The undercurrents of change among the Palestinians are sadly removed from most Israelis — Ramallah, practically a suburb of Jerusalem, may as well be on another continent — but the similarity in narrative is hard to ignore. Many Palestinians seem tired of waiting for a state and for international legitimacy; those who are part of the establishment and want to work through it are taking matters into their own hands. A new Palestinian Institute for Public Diplomacy has been created to improve the Palestinian “brand” in the minds of Americans and, interestingly, Israelis. This partnership of businessmen, government officials and NGO leaders is directly fashioning itself from what it views as the highly successful hasbara effort that the Israelis have perfected over the years.
“There is a lack of knowledge and understanding about how we operate and behave, and what we believe in,” said Samir Hulileh, the chief executive of Padico, in an interview with the Financial Times. His company, a Ramallah-based conglomerate, is the biggest Palestinian company by market value. “Outside Palestine, people either see us as a primitive community and a Third World country, full of gangsters and terrorists.
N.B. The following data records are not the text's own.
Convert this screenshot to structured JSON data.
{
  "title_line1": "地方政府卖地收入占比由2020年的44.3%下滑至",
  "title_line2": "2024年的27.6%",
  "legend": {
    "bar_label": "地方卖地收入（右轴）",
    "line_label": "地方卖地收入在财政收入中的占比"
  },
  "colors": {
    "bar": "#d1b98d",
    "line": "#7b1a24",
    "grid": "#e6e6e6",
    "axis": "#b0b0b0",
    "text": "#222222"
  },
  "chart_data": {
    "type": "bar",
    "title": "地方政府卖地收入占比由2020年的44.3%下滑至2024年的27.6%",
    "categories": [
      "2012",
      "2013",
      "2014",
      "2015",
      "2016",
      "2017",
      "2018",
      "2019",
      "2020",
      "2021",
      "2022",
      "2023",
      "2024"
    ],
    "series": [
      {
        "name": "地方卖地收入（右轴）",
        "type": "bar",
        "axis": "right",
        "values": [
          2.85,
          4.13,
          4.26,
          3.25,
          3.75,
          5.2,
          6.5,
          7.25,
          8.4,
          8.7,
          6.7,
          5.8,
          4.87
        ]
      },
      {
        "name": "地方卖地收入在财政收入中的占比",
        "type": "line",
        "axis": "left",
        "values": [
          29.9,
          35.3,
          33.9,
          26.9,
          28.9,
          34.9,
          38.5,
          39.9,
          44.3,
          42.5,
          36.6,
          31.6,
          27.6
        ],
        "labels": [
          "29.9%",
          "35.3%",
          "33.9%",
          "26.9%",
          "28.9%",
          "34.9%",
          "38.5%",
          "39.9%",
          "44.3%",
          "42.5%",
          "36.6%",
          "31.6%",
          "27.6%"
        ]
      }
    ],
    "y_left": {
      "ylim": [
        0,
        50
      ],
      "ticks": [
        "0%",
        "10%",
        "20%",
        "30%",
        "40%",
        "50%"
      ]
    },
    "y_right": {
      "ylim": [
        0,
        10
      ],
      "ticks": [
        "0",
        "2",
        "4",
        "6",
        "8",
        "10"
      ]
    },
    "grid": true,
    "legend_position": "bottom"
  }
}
Or they don’t have an impression at all.” Instead, Hulileh says, the new institute wants to project an image of a Palestine that “contributes to the world.”
The question before Americans, and American Jews in particular, is what can we do to strengthen and support these nascent attempts to reorient Palestinian and Israeli societies, and whether that can be done before impatience with the status quo burns away these spurts of populist optimism. This is a special danger among Palestinians, whose national aspirations have been thwarted by leaders on both sides of the Green Line. The events of last September may prove to be game changers, but only if time allows.